= Kumi Yamashita =

Japanese artist (born 1968)

Detail of Constellation Mana by Kumi Yamashita

Yamashita Kumi is a Japanese artist based in New York. She was born in 1968 in Takasaki, Japan, and then relocated to the United States in high school as part of an exchange student program.

Yamashita received her Bachelor of Fine Arts in 1994 from Cornish College of the Arts in Seattle, Washington and completed her Master of Fine Arts in 1999 from the Glasgow School of Art in Scotland.
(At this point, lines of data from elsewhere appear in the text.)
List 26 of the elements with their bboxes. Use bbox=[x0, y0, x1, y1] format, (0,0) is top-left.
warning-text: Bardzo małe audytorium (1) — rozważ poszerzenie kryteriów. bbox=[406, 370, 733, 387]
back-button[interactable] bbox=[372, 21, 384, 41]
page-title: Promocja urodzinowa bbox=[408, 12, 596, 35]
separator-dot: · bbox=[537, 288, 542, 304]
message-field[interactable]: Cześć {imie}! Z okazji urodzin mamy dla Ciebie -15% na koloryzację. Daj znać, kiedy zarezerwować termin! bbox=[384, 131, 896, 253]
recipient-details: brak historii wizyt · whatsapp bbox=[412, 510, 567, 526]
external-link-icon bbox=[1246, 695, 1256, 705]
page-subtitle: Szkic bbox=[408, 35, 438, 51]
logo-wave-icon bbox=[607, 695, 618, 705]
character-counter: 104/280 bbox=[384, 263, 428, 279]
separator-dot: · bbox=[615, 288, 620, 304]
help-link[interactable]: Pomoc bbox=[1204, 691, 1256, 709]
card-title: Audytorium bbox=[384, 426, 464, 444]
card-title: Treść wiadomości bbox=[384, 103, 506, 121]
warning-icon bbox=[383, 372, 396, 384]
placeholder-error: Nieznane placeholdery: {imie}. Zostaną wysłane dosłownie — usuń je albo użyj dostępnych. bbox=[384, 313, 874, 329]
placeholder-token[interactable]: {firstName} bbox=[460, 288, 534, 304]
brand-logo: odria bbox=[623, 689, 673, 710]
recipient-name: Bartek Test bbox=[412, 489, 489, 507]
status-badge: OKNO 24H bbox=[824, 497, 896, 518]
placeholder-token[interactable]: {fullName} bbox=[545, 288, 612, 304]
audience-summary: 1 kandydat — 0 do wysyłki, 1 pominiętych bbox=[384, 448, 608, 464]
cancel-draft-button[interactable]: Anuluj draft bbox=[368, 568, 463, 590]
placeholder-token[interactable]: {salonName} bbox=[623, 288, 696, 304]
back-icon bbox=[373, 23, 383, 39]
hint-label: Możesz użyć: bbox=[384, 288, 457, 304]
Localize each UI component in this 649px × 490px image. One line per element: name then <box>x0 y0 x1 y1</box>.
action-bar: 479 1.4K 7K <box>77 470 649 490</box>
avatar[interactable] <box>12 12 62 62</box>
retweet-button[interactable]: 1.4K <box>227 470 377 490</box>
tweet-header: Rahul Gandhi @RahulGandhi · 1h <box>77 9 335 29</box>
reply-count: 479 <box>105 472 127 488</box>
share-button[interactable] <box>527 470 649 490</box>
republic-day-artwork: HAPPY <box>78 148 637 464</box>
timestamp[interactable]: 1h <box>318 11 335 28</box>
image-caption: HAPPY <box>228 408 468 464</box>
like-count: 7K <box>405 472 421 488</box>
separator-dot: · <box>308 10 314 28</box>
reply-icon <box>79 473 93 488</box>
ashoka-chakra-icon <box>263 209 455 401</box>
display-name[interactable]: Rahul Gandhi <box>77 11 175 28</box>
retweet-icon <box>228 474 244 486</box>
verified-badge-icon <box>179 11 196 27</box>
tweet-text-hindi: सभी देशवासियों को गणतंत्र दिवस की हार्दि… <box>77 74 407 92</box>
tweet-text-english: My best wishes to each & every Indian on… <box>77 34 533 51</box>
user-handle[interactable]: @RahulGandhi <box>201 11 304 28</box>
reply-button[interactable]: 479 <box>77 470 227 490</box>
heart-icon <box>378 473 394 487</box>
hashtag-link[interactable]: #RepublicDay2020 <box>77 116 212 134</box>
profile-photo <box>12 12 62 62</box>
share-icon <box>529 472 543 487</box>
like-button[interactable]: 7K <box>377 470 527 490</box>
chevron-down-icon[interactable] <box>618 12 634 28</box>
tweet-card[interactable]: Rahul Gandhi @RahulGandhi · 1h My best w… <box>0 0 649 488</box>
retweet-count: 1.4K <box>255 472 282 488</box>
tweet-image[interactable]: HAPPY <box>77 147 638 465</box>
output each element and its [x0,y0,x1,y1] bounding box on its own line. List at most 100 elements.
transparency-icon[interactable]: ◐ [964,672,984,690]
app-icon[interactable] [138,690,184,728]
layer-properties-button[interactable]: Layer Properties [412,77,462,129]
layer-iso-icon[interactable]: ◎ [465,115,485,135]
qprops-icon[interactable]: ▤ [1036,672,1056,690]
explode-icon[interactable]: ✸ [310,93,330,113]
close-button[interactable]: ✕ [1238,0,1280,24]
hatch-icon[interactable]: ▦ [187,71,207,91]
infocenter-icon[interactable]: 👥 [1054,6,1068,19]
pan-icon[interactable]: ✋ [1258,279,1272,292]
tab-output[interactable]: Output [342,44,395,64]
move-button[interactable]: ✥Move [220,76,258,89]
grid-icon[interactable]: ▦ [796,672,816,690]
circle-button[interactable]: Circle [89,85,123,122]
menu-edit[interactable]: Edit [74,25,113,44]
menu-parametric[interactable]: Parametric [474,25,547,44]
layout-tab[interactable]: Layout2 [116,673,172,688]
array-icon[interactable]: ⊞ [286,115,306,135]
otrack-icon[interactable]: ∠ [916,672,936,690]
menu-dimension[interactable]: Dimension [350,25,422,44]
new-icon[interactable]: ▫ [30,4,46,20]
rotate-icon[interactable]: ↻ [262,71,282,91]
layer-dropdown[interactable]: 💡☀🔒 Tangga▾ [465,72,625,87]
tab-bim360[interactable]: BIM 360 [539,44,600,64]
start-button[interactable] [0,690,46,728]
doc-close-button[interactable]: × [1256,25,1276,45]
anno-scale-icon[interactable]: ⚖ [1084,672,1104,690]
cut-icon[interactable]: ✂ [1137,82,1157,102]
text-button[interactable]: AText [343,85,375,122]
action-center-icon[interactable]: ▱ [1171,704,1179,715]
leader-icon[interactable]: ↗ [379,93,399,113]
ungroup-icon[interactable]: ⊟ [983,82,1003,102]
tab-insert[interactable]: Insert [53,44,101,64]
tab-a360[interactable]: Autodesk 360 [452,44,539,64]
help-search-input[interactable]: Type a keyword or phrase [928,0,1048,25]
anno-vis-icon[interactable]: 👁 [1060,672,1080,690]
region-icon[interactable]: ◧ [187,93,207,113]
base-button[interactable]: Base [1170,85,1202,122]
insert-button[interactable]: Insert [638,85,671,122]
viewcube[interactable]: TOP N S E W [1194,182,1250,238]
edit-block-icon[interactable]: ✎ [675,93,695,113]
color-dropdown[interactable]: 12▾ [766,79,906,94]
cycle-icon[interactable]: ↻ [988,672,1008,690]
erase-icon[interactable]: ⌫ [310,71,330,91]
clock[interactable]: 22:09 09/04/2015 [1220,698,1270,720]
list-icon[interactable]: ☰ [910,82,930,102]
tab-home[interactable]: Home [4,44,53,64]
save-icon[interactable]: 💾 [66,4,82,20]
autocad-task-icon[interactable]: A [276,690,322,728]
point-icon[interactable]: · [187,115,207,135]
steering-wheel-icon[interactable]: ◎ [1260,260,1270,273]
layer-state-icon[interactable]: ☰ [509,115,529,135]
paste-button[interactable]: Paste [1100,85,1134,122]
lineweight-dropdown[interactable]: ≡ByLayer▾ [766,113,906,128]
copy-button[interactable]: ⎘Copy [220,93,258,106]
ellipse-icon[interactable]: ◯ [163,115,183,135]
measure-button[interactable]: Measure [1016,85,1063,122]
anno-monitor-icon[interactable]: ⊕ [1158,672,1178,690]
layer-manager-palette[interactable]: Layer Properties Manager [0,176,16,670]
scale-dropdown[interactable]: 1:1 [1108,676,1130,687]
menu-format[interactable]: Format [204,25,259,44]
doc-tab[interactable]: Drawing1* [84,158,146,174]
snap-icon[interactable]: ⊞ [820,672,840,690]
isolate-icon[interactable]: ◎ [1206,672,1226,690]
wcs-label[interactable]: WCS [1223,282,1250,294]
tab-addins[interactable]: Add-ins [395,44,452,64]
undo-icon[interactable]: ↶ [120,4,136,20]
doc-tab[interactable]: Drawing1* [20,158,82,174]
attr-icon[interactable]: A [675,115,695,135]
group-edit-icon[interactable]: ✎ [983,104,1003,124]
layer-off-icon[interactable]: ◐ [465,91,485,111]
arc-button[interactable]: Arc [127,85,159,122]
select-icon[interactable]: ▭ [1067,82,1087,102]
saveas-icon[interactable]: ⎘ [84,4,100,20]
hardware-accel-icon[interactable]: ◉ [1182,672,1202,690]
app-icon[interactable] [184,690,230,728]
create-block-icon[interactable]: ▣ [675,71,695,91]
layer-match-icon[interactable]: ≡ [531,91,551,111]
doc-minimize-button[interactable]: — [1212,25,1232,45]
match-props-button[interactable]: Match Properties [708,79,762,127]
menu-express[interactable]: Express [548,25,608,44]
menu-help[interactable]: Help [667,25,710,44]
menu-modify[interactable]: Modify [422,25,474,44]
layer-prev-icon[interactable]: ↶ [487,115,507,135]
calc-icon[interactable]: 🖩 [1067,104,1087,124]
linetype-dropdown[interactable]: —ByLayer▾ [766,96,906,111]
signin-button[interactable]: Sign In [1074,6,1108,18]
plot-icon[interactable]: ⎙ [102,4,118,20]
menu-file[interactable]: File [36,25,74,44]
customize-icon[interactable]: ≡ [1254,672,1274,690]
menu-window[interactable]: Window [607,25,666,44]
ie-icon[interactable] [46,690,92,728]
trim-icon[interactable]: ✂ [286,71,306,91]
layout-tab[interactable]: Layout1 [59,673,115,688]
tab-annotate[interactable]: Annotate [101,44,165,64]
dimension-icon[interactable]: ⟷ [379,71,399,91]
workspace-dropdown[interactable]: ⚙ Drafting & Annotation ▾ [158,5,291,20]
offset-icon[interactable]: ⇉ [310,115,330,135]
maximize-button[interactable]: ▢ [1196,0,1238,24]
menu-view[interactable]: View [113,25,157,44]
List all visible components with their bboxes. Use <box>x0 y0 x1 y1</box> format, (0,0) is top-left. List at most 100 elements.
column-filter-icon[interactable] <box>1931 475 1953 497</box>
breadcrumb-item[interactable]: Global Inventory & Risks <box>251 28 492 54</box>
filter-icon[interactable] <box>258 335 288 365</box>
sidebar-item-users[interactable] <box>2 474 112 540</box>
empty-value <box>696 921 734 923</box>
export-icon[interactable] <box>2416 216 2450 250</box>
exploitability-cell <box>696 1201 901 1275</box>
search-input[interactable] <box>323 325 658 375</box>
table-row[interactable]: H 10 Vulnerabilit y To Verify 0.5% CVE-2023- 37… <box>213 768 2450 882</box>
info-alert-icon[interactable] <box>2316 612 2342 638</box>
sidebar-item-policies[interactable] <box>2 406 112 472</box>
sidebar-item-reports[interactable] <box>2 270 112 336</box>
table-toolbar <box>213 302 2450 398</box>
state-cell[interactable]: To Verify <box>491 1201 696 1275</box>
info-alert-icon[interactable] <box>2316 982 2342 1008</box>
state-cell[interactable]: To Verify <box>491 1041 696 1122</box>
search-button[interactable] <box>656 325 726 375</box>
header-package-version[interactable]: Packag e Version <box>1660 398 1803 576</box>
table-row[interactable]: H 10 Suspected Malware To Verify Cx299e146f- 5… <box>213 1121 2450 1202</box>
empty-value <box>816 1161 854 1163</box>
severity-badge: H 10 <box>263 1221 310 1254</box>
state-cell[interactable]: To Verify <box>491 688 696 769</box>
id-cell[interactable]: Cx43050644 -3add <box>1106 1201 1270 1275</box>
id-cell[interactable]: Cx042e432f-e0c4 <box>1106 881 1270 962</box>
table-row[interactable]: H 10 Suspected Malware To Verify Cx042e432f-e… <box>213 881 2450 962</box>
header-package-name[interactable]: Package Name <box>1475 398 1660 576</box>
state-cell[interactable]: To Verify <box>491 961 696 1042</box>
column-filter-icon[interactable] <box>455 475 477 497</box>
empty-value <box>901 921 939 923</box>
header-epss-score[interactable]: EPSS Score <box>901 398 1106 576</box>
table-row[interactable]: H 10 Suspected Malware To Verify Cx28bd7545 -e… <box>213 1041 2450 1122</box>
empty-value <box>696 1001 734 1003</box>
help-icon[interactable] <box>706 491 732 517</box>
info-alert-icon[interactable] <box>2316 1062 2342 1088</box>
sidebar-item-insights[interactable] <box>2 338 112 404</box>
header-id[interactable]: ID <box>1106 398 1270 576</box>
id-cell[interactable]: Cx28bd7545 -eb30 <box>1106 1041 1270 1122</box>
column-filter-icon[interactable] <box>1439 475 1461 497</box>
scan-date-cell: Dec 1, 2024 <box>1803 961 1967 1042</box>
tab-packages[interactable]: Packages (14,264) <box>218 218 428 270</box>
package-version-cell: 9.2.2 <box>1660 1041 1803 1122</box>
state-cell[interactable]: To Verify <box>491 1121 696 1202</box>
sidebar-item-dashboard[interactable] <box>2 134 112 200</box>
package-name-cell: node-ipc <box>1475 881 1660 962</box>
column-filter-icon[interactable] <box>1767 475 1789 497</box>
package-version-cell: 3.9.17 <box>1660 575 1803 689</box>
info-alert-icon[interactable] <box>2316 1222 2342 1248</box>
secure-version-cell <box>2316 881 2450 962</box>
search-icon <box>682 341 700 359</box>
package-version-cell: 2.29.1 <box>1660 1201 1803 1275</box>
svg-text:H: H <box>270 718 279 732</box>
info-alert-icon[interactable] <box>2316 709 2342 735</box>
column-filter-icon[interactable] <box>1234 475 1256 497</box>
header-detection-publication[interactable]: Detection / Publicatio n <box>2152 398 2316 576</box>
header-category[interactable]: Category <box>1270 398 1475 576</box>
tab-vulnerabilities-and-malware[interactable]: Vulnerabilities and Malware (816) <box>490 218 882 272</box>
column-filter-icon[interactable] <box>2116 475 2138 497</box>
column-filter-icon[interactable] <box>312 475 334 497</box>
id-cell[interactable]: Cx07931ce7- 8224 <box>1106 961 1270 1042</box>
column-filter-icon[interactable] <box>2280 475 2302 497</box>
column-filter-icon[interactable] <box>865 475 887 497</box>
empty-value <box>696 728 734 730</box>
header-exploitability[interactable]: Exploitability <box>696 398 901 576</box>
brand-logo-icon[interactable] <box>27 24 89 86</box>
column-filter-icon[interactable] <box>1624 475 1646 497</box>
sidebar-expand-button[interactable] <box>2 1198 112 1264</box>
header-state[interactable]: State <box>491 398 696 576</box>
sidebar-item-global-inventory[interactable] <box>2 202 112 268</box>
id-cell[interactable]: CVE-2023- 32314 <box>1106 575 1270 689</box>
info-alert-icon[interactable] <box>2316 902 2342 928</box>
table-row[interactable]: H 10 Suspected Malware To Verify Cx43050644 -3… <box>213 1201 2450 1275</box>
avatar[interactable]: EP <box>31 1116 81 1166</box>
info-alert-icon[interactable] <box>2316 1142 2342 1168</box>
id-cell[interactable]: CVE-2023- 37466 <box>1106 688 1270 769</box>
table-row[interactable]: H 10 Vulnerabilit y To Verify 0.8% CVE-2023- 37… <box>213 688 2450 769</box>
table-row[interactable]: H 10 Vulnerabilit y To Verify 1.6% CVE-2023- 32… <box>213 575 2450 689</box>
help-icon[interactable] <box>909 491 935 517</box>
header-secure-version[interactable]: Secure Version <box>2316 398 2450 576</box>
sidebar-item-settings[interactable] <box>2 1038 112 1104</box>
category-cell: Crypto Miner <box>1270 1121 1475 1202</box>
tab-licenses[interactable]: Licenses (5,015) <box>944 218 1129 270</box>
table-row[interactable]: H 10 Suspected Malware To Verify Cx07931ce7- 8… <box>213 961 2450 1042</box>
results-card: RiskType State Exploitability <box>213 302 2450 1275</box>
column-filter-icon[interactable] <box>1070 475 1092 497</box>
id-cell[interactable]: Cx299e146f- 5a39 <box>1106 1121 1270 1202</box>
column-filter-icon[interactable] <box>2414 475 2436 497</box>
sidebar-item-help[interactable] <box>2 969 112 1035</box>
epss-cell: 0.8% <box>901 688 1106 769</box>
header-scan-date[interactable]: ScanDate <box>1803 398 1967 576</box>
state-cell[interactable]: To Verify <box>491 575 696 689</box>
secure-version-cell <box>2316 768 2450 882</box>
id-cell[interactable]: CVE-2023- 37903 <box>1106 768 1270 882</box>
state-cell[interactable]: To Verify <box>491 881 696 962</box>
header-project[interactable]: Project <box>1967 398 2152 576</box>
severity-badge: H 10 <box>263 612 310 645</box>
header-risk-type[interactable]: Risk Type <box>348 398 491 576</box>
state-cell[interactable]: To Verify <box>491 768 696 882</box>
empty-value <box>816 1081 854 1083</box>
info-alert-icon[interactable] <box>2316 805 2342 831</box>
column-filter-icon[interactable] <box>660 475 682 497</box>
The artist is best known for her light and shadow sculptures constructed from everyday objects. Kumi first starts with photographing real models to begin understanding the different poses she works with. She expresses the importance of shadow manipulation and outline. The next steps into her work then is to sketch the composition out and develop the sense of space since placement is integral in each piece. Constellation Mana is from a series of portraits called "Constellation". Each of the works in this series is created by winding a single black thread around galvanized brads on a white board. The dark areas are produced solely by densely wound and overlapping thread. This technique is seen in the enlarged photograph of Constellation Mana.

==Awards==

- 2014 – Crystal Kirin Award, Beijing, China
- 2014 – Special Merit Award, WAH Center, New York City
- 2000 – Kirin Art Award Special Recognition Second Prize, Japan
- 1995 – Betty Bowen Art Award Special Recognition, Washington, USA

== Exhibitions ==
Kumi Yamashita has been featured in multiple group exhibitions including her recent involvement in the 2023, Gallery Children's Biennial, National Gallery Singapore, and a few years before, she contributed 5 pieces to the exhibition, "Forgotten Faces: Visual Representation of Trauma and Mass Killings in Asia." featured in the Charles B. Wang Center.